Limited libraries and communal support

Most Python and R users (myself included) have been spoiled by the collaborative communities supporting these languages. We’re used to Googling for libraries to solve our problems and, when none exist, we can usually hack together a solution with a quick visit to Stack Overflow or Medium. When we need to look at docs, we expect to find clean, concise prose that’s been tailored to a non-technical audience over decades of development. We’ll rarely encounter an issue that hasn’t already been solved and written-up by someone else.

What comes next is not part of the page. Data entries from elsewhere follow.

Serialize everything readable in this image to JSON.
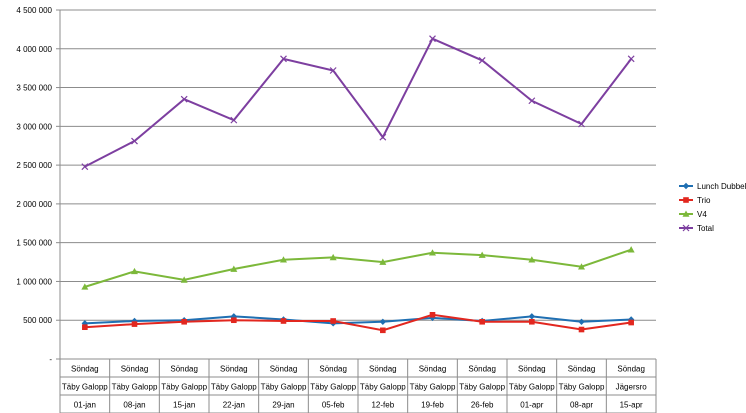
{
  "chart_data": {
    "type": "line",
    "title": "",
    "xlabel": "",
    "ylabel": "",
    "ylim": [
      0,
      4500000
    ],
    "yticks": [
      {
        "value": 0,
        "label": "-"
      },
      {
        "value": 500000,
        "label": "500 000"
      },
      {
        "value": 1000000,
        "label": "1 000 000"
      },
      {
        "value": 1500000,
        "label": "1 500 000"
      },
      {
        "value": 2000000,
        "label": "2 000 000"
      },
      {
        "value": 2500000,
        "label": "2 500 000"
      },
      {
        "value": 3000000,
        "label": "3 000 000"
      },
      {
        "value": 3500000,
        "label": "3 500 000"
      },
      {
        "value": 4000000,
        "label": "4 000 000"
      },
      {
        "value": 4500000,
        "label": "4 500 000"
      }
    ],
    "grid": "horizontal",
    "legend_position": "right",
    "categories": [
      {
        "day": "Söndag",
        "track": "Täby Galopp",
        "date": "01-jan"
      },
      {
        "day": "Söndag",
        "track": "Täby Galopp",
        "date": "08-jan"
      },
      {
        "day": "Söndag",
        "track": "Täby Galopp",
        "date": "15-jan"
      },
      {
        "day": "Söndag",
        "track": "Täby Galopp",
        "date": "22-jan"
      },
      {
        "day": "Söndag",
        "track": "Täby Galopp",
        "date": "29-jan"
      },
      {
        "day": "Söndag",
        "track": "Täby Galopp",
        "date": "05-feb"
      },
      {
        "day": "Söndag",
        "track": "Täby Galopp",
        "date": "12-feb"
      },
      {
        "day": "Söndag",
        "track": "Täby Galopp",
        "date": "19-feb"
      },
      {
        "day": "Söndag",
        "track": "Täby Galopp",
        "date": "26-feb"
      },
      {
        "day": "Söndag",
        "track": "Täby Galopp",
        "date": "01-apr"
      },
      {
        "day": "Söndag",
        "track": "Täby Galopp",
        "date": "08-apr"
      },
      {
        "day": "Söndag",
        "track": "Jägersro",
        "date": "15-apr"
      }
    ],
    "series": [
      {
        "name": "Lunch Dubbel",
        "color": "#1f6fb2",
        "marker": "diamond",
        "values": [
          460000,
          490000,
          500000,
          550000,
          510000,
          460000,
          480000,
          530000,
          490000,
          550000,
          480000,
          510000
        ]
      },
      {
        "name": "Trio",
        "color": "#e2271f",
        "marker": "square",
        "values": [
          410000,
          450000,
          480000,
          500000,
          490000,
          490000,
          370000,
          570000,
          480000,
          480000,
          380000,
          470000
        ]
      },
      {
        "name": "V4",
        "color": "#7cb83a",
        "marker": "triangle",
        "values": [
          930000,
          1130000,
          1020000,
          1160000,
          1280000,
          1310000,
          1250000,
          1370000,
          1340000,
          1280000,
          1190000,
          1410000
        ]
      },
      {
        "name": "Total",
        "color": "#7d3fa0",
        "marker": "x",
        "values": [
          2480000,
          2810000,
          3350000,
          3080000,
          3870000,
          3720000,
          2860000,
          4130000,
          3850000,
          3330000,
          3030000,
          3870000
        ]
      }
    ]
  }
}
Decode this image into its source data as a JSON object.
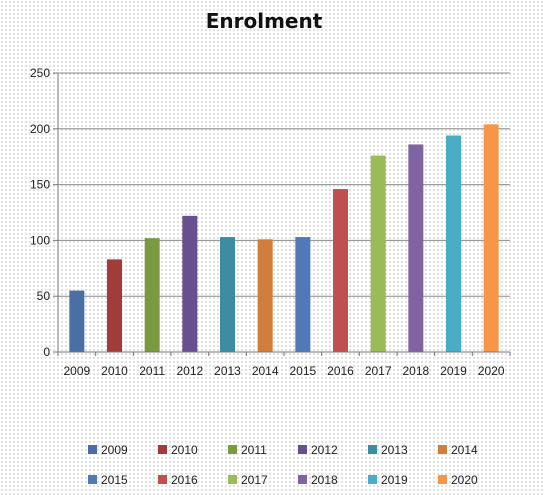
{
  "chart_data": {
    "type": "bar",
    "title": "Enrolment",
    "xlabel": "",
    "ylabel": "",
    "ylim": [
      0,
      250
    ],
    "yticks": [
      0,
      50,
      100,
      150,
      200,
      250
    ],
    "grid": true,
    "legend_position": "bottom",
    "categories": [
      "2009",
      "2010",
      "2011",
      "2012",
      "2013",
      "2014",
      "2015",
      "2016",
      "2017",
      "2018",
      "2019",
      "2020"
    ],
    "values": [
      55,
      83,
      102,
      122,
      103,
      101,
      103,
      146,
      176,
      186,
      194,
      204
    ],
    "colors": [
      "#4a6fa5",
      "#a23c3b",
      "#7a9a41",
      "#68508e",
      "#3c8da2",
      "#d07f3a",
      "#5179b8",
      "#c0504d",
      "#9bbb59",
      "#8064a2",
      "#4bacc6",
      "#f79646"
    ]
  }
}
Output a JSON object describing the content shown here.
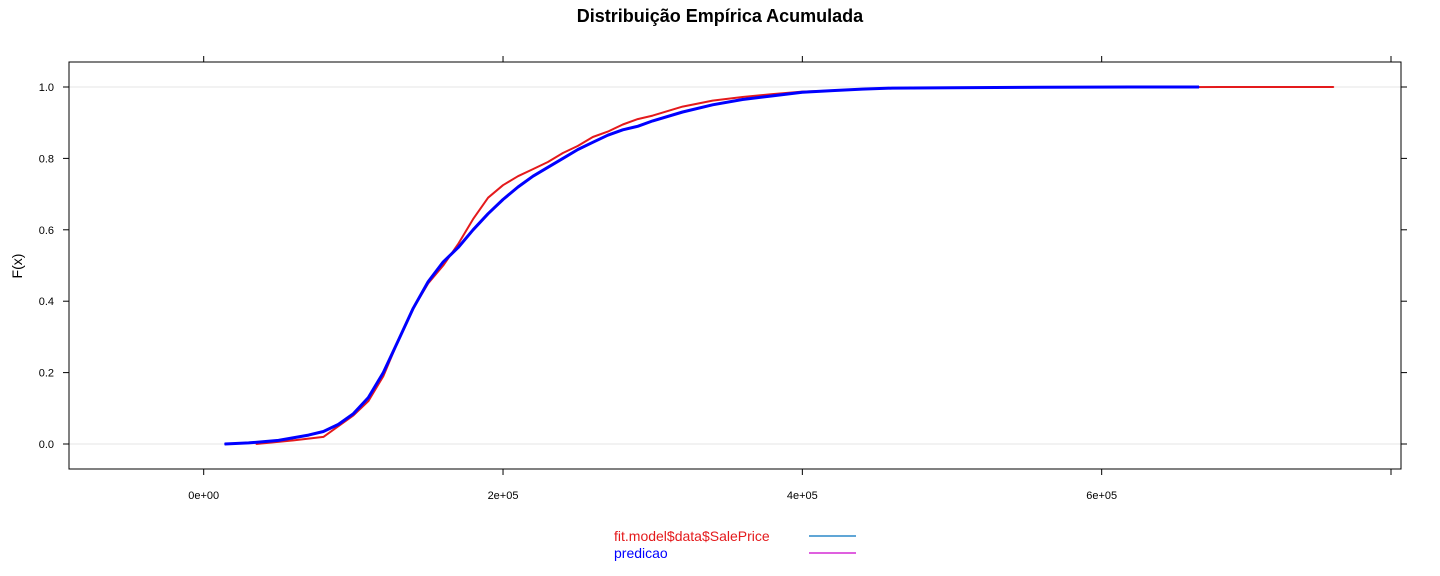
{
  "chart_data": {
    "type": "line",
    "title": "Distribuição Empírica Acumulada",
    "xlabel": "",
    "ylabel": "F(x)",
    "xlim": [
      -90000,
      800000
    ],
    "ylim": [
      -0.07,
      1.07
    ],
    "x_ticks": [
      {
        "value": 0,
        "label": "0e+00"
      },
      {
        "value": 200000,
        "label": "2e+05"
      },
      {
        "value": 400000,
        "label": "4e+05"
      },
      {
        "value": 600000,
        "label": "6e+05"
      }
    ],
    "y_ticks": [
      {
        "value": 0.0,
        "label": "0.0"
      },
      {
        "value": 0.2,
        "label": "0.2"
      },
      {
        "value": 0.4,
        "label": "0.4"
      },
      {
        "value": 0.6,
        "label": "0.6"
      },
      {
        "value": 0.8,
        "label": "0.8"
      },
      {
        "value": 1.0,
        "label": "1.0"
      }
    ],
    "grid": "horizontal reference lines at 0 and 1",
    "legend_position": "bottom-center",
    "series": [
      {
        "name": "fit.model$data$SalePrice",
        "color": "#e41a1c",
        "legend_swatch_color": "#0072bd",
        "x": [
          35000,
          60000,
          80000,
          90000,
          100000,
          110000,
          120000,
          130000,
          140000,
          150000,
          160000,
          170000,
          180000,
          190000,
          200000,
          210000,
          220000,
          230000,
          240000,
          250000,
          260000,
          270000,
          280000,
          290000,
          300000,
          320000,
          340000,
          360000,
          380000,
          400000,
          420000,
          440000,
          460000,
          500000,
          560000,
          620000,
          680000,
          755000
        ],
        "values": [
          0.0,
          0.01,
          0.02,
          0.05,
          0.08,
          0.12,
          0.19,
          0.29,
          0.38,
          0.45,
          0.5,
          0.56,
          0.63,
          0.69,
          0.725,
          0.75,
          0.77,
          0.79,
          0.815,
          0.835,
          0.86,
          0.875,
          0.895,
          0.91,
          0.92,
          0.945,
          0.962,
          0.972,
          0.98,
          0.987,
          0.99,
          0.994,
          0.997,
          0.998,
          0.999,
          0.999,
          1.0,
          1.0
        ]
      },
      {
        "name": "predicao",
        "color": "#0000ff",
        "legend_swatch_color": "#cc00cc",
        "x": [
          14000,
          30000,
          50000,
          70000,
          80000,
          90000,
          100000,
          110000,
          120000,
          130000,
          140000,
          150000,
          160000,
          170000,
          180000,
          190000,
          200000,
          210000,
          220000,
          230000,
          240000,
          250000,
          260000,
          270000,
          280000,
          290000,
          300000,
          320000,
          340000,
          360000,
          380000,
          400000,
          420000,
          440000,
          460000,
          500000,
          560000,
          620000,
          665000
        ],
        "values": [
          0.0,
          0.003,
          0.01,
          0.025,
          0.035,
          0.055,
          0.085,
          0.13,
          0.2,
          0.29,
          0.38,
          0.455,
          0.51,
          0.55,
          0.6,
          0.645,
          0.685,
          0.72,
          0.75,
          0.775,
          0.8,
          0.825,
          0.845,
          0.865,
          0.88,
          0.89,
          0.905,
          0.93,
          0.95,
          0.965,
          0.975,
          0.985,
          0.99,
          0.994,
          0.997,
          0.998,
          0.999,
          1.0,
          1.0
        ]
      }
    ]
  }
}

These communal crutches don’t yet exist for Spark. There isn’t always a high-level abstraction to solve any given problem, and the quantity and quality of bug support you’ll receive online is much weaker than in Python or R. Spark’s docs are helpful if you know how to read them, but they’re clearly written for computer scientists; statisticians and less-technical practitioners won’t be self-sufficient until they learn a few CS basics.

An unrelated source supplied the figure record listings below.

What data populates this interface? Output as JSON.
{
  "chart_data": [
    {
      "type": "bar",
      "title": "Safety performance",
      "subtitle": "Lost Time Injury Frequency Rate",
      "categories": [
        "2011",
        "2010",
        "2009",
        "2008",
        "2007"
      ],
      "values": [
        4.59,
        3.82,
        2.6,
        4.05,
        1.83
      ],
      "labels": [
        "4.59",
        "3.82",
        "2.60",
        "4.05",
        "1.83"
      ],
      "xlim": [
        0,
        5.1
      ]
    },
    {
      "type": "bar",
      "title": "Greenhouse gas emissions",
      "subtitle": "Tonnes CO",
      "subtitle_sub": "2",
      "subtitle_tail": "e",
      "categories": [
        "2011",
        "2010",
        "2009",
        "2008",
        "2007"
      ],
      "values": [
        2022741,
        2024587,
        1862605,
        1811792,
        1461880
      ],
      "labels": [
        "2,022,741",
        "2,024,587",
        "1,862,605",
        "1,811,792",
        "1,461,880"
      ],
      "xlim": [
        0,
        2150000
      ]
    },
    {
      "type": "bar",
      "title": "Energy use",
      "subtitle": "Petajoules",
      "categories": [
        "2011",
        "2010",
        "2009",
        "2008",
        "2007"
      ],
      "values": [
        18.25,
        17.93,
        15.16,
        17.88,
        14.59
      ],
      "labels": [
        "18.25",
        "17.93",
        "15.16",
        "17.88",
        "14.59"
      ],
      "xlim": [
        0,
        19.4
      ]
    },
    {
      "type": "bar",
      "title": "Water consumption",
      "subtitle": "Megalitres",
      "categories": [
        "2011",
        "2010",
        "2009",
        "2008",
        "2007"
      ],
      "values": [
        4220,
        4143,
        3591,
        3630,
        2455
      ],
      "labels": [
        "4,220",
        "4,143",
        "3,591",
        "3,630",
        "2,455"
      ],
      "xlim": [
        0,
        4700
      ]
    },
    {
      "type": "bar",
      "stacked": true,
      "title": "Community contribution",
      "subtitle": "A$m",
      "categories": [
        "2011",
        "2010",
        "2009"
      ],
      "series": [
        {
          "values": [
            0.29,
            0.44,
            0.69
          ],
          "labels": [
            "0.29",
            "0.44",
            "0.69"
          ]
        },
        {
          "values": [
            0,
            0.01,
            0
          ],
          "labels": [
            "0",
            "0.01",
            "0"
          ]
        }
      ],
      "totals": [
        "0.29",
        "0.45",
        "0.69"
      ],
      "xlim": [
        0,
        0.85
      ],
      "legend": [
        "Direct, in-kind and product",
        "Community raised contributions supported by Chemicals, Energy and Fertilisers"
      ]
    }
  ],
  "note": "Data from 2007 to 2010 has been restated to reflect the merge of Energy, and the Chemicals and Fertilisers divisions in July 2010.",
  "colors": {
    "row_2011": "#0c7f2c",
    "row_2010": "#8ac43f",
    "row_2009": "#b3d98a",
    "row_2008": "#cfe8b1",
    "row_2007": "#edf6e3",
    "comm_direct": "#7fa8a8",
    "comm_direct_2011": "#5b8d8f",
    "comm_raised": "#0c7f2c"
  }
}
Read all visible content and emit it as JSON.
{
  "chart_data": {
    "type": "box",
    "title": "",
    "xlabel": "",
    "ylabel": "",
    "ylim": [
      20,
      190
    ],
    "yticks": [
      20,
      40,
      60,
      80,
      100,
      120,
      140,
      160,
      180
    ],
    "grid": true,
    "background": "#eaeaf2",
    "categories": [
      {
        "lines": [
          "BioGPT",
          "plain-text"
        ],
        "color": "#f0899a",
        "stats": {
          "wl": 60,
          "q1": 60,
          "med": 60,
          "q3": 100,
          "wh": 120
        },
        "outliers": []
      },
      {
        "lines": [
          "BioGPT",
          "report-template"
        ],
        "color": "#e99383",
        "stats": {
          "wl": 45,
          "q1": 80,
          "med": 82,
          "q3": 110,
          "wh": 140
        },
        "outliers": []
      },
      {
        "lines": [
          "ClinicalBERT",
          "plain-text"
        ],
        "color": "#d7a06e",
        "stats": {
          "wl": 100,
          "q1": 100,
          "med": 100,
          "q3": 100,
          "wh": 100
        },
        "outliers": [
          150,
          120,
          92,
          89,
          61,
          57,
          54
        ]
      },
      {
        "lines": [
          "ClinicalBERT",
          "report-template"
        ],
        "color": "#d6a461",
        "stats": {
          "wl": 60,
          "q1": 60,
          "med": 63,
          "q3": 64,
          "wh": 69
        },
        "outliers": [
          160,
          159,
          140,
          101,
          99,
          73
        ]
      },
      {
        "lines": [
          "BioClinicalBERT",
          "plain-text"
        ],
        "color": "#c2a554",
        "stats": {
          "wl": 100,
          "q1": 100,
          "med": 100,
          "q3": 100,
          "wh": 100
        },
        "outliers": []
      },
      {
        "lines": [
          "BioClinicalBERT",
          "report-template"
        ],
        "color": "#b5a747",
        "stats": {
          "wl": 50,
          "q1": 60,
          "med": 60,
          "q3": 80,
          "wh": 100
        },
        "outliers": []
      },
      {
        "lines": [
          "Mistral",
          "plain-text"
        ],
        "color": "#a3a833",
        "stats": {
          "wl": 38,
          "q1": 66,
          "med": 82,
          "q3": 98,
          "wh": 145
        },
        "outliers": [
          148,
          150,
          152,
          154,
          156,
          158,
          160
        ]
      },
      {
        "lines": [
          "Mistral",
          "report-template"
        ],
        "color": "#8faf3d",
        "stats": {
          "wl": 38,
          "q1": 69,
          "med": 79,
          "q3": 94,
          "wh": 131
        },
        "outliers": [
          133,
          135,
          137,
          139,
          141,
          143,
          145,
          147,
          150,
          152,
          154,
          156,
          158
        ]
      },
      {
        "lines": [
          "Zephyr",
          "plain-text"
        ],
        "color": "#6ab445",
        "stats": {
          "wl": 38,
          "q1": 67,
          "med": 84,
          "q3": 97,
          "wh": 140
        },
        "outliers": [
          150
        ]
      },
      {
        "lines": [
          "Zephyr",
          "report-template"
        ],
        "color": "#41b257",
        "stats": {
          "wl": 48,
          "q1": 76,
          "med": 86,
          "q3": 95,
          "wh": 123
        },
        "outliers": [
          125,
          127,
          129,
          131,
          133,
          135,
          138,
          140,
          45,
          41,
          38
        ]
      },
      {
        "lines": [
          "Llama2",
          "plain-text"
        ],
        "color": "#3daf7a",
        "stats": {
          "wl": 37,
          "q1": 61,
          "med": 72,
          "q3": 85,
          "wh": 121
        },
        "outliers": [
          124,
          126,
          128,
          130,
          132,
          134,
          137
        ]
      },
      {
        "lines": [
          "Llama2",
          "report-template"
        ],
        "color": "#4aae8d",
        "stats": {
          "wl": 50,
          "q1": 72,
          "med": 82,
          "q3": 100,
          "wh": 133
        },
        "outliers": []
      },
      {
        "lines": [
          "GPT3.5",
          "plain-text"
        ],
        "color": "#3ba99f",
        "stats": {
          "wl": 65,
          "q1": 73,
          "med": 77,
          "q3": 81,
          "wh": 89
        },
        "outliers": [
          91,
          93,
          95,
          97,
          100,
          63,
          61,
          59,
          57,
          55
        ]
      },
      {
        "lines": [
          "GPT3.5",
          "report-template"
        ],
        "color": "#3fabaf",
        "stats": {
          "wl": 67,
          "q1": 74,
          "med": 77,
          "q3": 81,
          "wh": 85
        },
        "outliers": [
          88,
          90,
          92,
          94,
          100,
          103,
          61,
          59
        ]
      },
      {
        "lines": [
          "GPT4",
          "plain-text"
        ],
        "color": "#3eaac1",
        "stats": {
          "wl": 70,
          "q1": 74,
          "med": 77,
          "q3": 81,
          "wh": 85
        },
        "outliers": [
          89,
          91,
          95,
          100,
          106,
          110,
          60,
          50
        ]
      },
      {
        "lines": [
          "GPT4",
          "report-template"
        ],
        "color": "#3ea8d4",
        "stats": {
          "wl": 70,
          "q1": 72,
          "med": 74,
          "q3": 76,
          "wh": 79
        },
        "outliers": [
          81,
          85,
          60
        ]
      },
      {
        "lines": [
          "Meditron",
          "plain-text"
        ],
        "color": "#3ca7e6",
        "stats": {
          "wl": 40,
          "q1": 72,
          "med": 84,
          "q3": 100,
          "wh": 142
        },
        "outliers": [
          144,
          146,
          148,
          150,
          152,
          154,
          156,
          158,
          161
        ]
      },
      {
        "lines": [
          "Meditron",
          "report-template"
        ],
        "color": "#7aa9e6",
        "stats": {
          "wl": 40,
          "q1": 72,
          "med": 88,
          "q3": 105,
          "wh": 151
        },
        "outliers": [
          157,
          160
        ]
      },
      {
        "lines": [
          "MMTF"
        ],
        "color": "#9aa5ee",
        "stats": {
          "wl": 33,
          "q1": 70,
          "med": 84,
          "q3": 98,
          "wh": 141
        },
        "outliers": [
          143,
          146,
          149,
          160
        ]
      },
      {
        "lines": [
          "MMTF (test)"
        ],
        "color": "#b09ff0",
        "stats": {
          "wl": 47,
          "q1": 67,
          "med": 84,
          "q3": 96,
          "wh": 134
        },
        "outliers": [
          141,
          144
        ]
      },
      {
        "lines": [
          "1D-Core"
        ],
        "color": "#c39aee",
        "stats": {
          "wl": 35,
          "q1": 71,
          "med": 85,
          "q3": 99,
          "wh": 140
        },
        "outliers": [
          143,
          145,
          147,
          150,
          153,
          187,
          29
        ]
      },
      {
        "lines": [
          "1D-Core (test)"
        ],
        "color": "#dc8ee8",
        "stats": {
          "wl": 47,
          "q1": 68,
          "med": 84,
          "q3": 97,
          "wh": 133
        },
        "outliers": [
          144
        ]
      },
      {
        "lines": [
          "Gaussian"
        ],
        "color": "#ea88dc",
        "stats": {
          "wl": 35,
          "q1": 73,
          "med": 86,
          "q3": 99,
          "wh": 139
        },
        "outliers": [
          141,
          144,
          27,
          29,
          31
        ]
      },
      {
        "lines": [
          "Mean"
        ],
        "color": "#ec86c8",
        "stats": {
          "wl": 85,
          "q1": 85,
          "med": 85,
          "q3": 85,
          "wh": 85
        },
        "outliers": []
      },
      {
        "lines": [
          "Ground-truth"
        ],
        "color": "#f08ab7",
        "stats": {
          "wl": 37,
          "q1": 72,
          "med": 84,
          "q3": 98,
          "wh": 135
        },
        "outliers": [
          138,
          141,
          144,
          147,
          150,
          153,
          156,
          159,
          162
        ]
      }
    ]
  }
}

Inexpressive language APIs

Initially, our team loved the idea of moving data seamlessly between Python, R, and Scala. After a few weeks in the trenches, however, this feature felt more like a crutch than an enhancement. The problem is that PySpark and SparkR don’t yet stand on their own: while you can Google around for Spark-equivalents to your most-used functions in pandas or dplyr, many of the intuitive methods that make these libraries magical haven’t made their way into Spark. You can write band-aids in Scala while you wait for these APIs to be updated, but doing so adds time, complexity, and technical debt to your build.

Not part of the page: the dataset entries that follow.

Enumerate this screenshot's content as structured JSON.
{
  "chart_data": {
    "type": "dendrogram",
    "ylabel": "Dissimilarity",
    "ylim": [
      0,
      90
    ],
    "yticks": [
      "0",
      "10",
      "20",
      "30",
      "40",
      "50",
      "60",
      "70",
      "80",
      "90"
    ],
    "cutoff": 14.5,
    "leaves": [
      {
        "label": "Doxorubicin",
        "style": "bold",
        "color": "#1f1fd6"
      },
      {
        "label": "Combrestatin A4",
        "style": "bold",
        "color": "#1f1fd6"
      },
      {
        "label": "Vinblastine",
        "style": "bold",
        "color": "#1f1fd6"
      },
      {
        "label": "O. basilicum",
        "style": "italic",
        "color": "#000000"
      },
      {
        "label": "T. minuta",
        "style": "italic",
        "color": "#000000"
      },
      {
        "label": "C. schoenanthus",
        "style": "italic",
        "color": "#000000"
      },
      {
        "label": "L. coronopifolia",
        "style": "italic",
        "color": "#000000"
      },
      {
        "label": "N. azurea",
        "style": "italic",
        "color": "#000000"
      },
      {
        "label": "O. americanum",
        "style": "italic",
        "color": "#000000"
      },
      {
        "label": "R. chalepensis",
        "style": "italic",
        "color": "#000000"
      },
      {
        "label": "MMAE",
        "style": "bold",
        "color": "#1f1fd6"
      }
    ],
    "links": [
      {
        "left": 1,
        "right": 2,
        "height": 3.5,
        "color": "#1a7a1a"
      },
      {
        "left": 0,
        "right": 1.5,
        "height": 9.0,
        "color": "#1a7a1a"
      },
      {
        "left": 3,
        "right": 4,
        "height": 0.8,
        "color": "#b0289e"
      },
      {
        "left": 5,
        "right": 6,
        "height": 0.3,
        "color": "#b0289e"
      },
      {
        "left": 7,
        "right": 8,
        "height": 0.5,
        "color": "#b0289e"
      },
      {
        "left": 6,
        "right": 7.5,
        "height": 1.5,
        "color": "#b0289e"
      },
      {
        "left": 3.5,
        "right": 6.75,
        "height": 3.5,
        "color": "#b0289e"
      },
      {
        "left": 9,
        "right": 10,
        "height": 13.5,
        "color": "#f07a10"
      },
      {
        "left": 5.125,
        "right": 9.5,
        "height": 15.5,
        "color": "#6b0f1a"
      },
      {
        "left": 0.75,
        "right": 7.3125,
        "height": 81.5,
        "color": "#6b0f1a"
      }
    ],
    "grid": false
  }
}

A “code snippet” pulled directly from a prominent provider’s Spark overview

“Yes, it will”

Despite these challenges, Spark is an excellent means of closing the gap between pilot and scale. It offers a comprehensive solution to a major pain point in the development lifecycle, and the issues mentioned above will fade over time as Spark and its language APIs mature. The back-end may change, GPUs may become the new norm, but the community behind distributed computing will only grow as engineering teams are pushed towards compute clusters by ever-increasing data volumes. New developers lead to new development and before long, we’ll have an entirely different frontier of issues to write about.